We all should have the experience of buying watermelon in our lives. When buying watermelon, elders will give us experience, such as tapping on the surface of the melon to make some kind of sound is a good melon. The reason why elders will make good melons based on such characteristics is based on their life experience, and with the rich experience, they predict the ability of good melon is also improving. Herbert A. Simon has given the following definition of "learning": "If a system can improve its performance by performing a process, that is learning" according to this point of view, the above process in the elders should have happened to learn. So if the computer has such experience, whether it can also learn to identify the quality of watermelon skills, whether the data and statistical methods to make computer learning.

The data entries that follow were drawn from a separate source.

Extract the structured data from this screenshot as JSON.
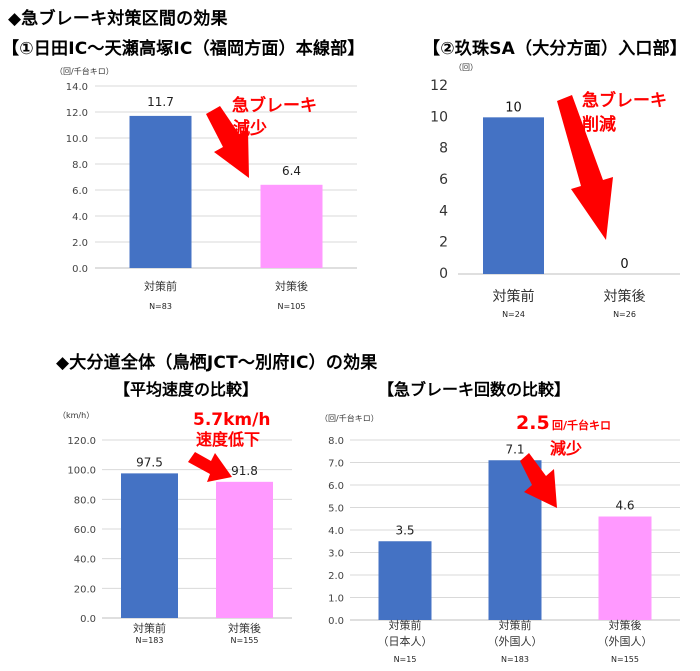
{
  "headings": {
    "section1": "◆急ブレーキ対策区間の効果",
    "chart1_title": "【①日田IC～天瀬高塚IC（福岡方面）本線部】",
    "chart2_title": "【②玖珠SA（大分方面）入口部】",
    "section2": "◆大分道全体（鳥栖JCT～別府IC）の効果",
    "chart3_title": "【平均速度の比較】",
    "chart4_title": "【急ブレーキ回数の比較】"
  },
  "colors": {
    "blue": "#4472c4",
    "pink": "#ff99ff",
    "arrow": "#ff0000",
    "annotation": "#ff0000",
    "grid": "#d9d9d9"
  },
  "chart_data": [
    {
      "type": "bar",
      "unit_label": "（回/千台キロ）",
      "categories": [
        "対策前",
        "対策後"
      ],
      "n_labels": [
        "N=83",
        "N=105"
      ],
      "values": [
        11.7,
        6.4
      ],
      "value_labels": [
        "11.7",
        "6.4"
      ],
      "ylim": [
        0,
        14
      ],
      "yticks": [
        "0.0",
        "2.0",
        "4.0",
        "6.0",
        "8.0",
        "10.0",
        "12.0",
        "14.0"
      ],
      "bar_colors": [
        "#4472c4",
        "#ff99ff"
      ],
      "grid": true,
      "annotation": [
        "急ブレーキ",
        "減少"
      ]
    },
    {
      "type": "bar",
      "unit_label": "（回）",
      "categories": [
        "対策前",
        "対策後"
      ],
      "n_labels": [
        "N=24",
        "N=26"
      ],
      "values": [
        10,
        0
      ],
      "value_labels": [
        "10",
        "0"
      ],
      "ylim": [
        0,
        12
      ],
      "yticks": [
        "0",
        "2",
        "4",
        "6",
        "8",
        "10",
        "12"
      ],
      "bar_colors": [
        "#4472c4",
        "#ff99ff"
      ],
      "grid": false,
      "annotation": [
        "急ブレーキ",
        "削減"
      ]
    },
    {
      "type": "bar",
      "unit_label": "（km/h）",
      "categories": [
        "対策前",
        "対策後"
      ],
      "n_labels": [
        "N=183",
        "N=155"
      ],
      "values": [
        97.5,
        91.8
      ],
      "value_labels": [
        "97.5",
        "91.8"
      ],
      "ylim": [
        0,
        120
      ],
      "yticks": [
        "0.0",
        "20.0",
        "40.0",
        "60.0",
        "80.0",
        "100.0",
        "120.0"
      ],
      "bar_colors": [
        "#4472c4",
        "#ff99ff"
      ],
      "grid": true,
      "annotation": [
        "5.7km/h",
        "速度低下"
      ]
    },
    {
      "type": "bar",
      "unit_label": "（回/千台キロ）",
      "categories": [
        "対策前",
        "対策前",
        "対策後"
      ],
      "category_sublabels": [
        "（日本人）",
        "（外国人）",
        "（外国人）"
      ],
      "n_labels": [
        "N=15",
        "N=183",
        "N=155"
      ],
      "values": [
        3.5,
        7.1,
        4.6
      ],
      "value_labels": [
        "3.5",
        "7.1",
        "4.6"
      ],
      "ylim": [
        0,
        8
      ],
      "yticks": [
        "0.0",
        "1.0",
        "2.0",
        "3.0",
        "4.0",
        "5.0",
        "6.0",
        "7.0",
        "8.0"
      ],
      "bar_colors": [
        "#4472c4",
        "#4472c4",
        "#ff99ff"
      ],
      "grid": true,
      "annotation_big": "2.5",
      "annotation_small": "回/千台キロ",
      "annotation_line2": "減少"
    }
  ]
}
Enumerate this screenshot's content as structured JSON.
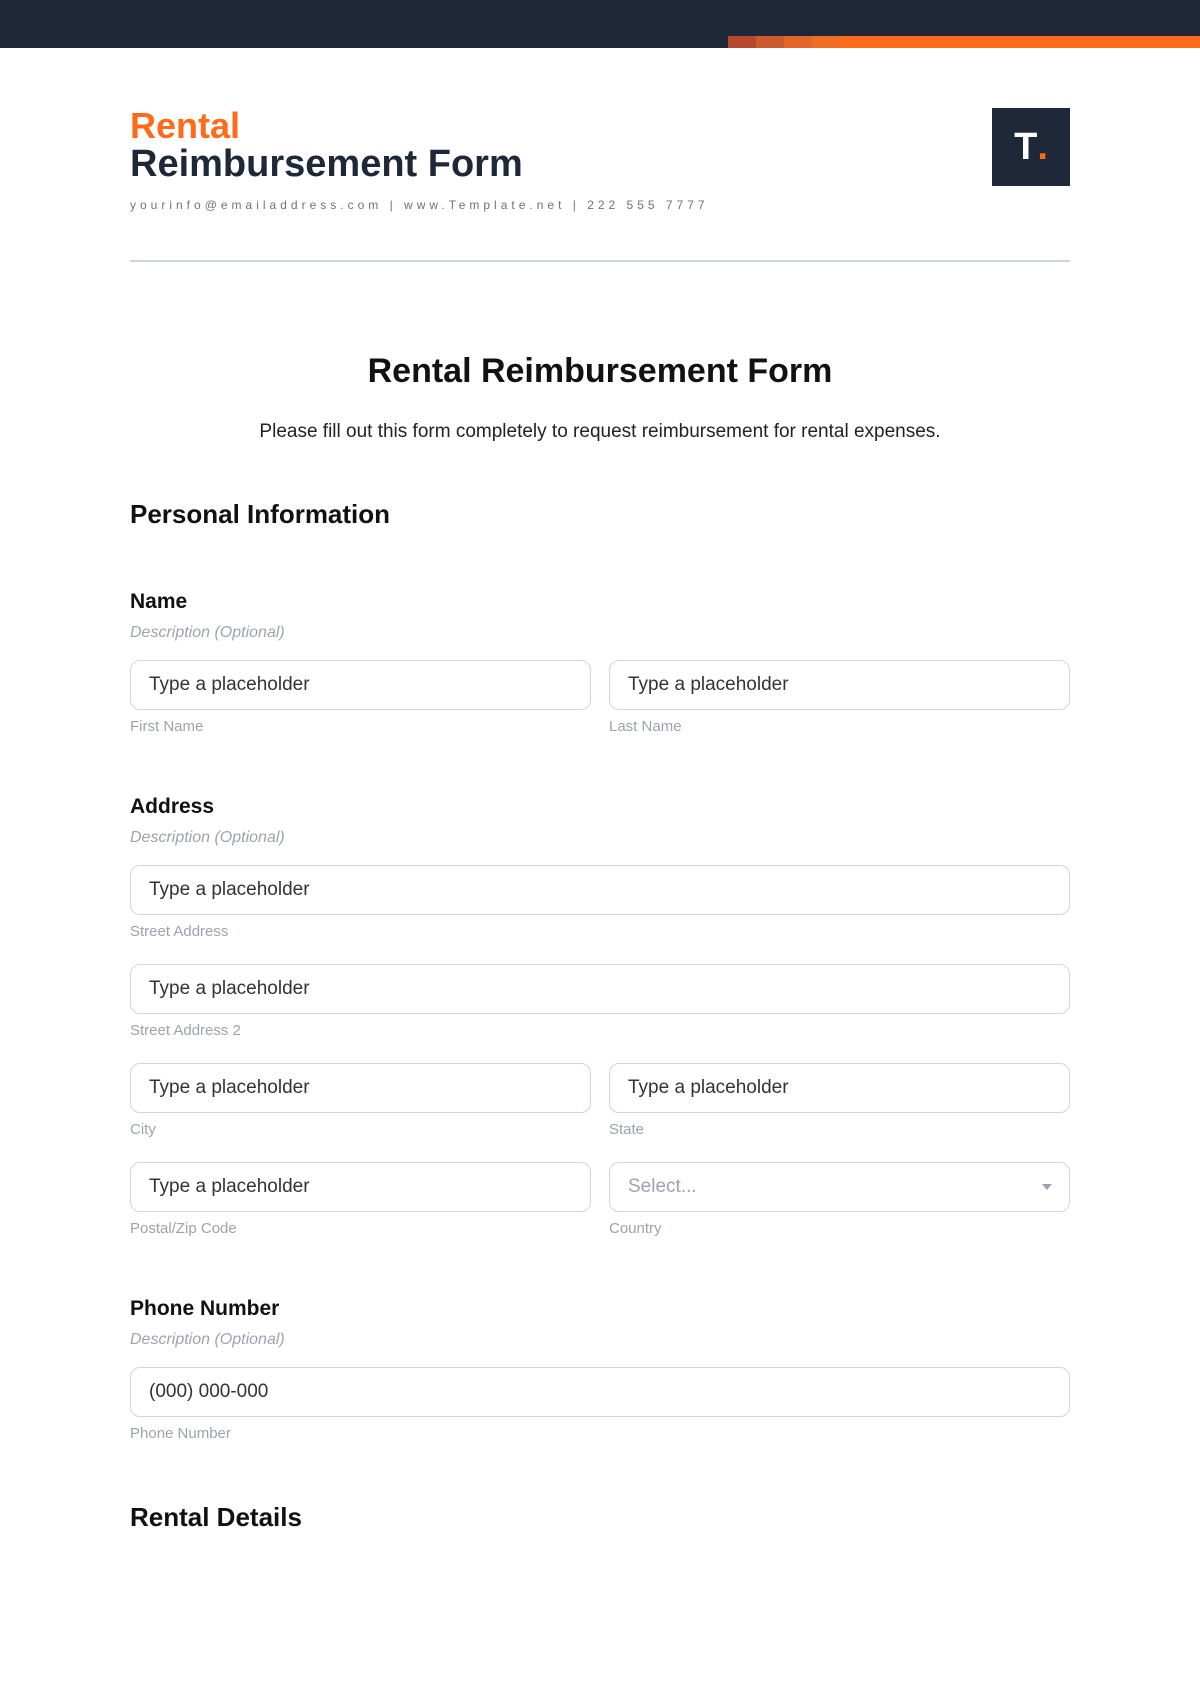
{
  "colors": {
    "dark": "#1e2838",
    "orange": "#ff6b1a",
    "accent_shades": [
      "#b5482f",
      "#cc5a2e",
      "#e3652a",
      "#f06e23",
      "#ff6b1a"
    ],
    "accent_bar_widths": [
      28,
      28,
      28,
      28,
      360
    ],
    "divider": "#d1d5db",
    "muted": "#9ca3af",
    "text": "#111111",
    "white": "#ffffff"
  },
  "header": {
    "brand_line1": "Rental",
    "brand_line2": "Reimbursement Form",
    "contact": "yourinfo@emailaddress.com | www.Template.net | 222 555 7777",
    "logo_letter": "T",
    "logo_dot": "."
  },
  "form": {
    "title": "Rental Reimbursement Form",
    "intro": "Please fill out this form completely to request reimbursement for rental expenses.",
    "section_personal": "Personal Information",
    "section_rental": "Rental Details",
    "name": {
      "label": "Name",
      "desc": "Description (Optional)",
      "first_placeholder": "Type a placeholder",
      "first_sub": "First Name",
      "last_placeholder": "Type a placeholder",
      "last_sub": "Last Name"
    },
    "address": {
      "label": "Address",
      "desc": "Description (Optional)",
      "street_placeholder": "Type a placeholder",
      "street_sub": "Street Address",
      "street2_placeholder": "Type a placeholder",
      "street2_sub": "Street Address 2",
      "city_placeholder": "Type a placeholder",
      "city_sub": "City",
      "state_placeholder": "Type a placeholder",
      "state_sub": "State",
      "postal_placeholder": "Type a placeholder",
      "postal_sub": "Postal/Zip Code",
      "country_placeholder": "Select...",
      "country_sub": "Country"
    },
    "phone": {
      "label": "Phone Number",
      "desc": "Description (Optional)",
      "placeholder": "(000) 000-000",
      "sub": "Phone Number"
    }
  }
}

To solve this problem, we first collect "experience"-the dataset (data set) for the machine. A DataSet is a collection of many samples, each with a variety of properties and characteristics. For example, for the abstract class of watermelon, it has a "color", "root", "knock" three properties. If you think of these three attributes as axes, they will open up a three-dimensional space. Each watermelon has its own value on different attributes, and if it is mapped to a vector, each watermelon will fall on a point in this three-dimensional space. The space spanned by the attribute is called the sample space. Given a data set of the following:
By observing this simple data set consisting of four watermelons, we may have the following assumptions:
1. Knocking = turbid watermelon is a good melon
2. Pedicle = curled watermelon is a good melon
3. Knocking = turbid and root = curled watermelon is a good melon
This is the assumption that we have made for logical reasoning, and these assumptions are "models" that machine learning needs to learn.
But what to do if the machine learns these assumptions.
The basic idea is to provide all the assumptions for the machine, to validate each hypothesis, and to reject the hypothesis if it finds data that does not conform to the hypothesis. In the case of watermelon above, suppose "color", "root pedicle", "knock" respectively have 3, 2, 2 kinds of possible value, also consider the attribute can take any value, such as: Regardless of color, root pedicle = curl up and knock sound = cloudy sound melon are good melon. So each attribute has a value of * (any value) in addition to the value of a single meaning. Therefore, the above problems will produce 4*3*3=36 hypothesis altogether. This set of all assumptions is called the hypothetical space. The hypothetical space for the watermelon problem is shown in the figure:
For this hypothetical space, the machine has to do is search. The assumptions that are inconsistent with the positive examples, or those that are consistent with the inverse examples, are deleted. The last remaining assumption is a consistent set of assumptions with the training set (for learning data), which is called version space. And from this version of the space to choose the assumptions we adopted is also a very learned thing, perhaps a separate article to introduce.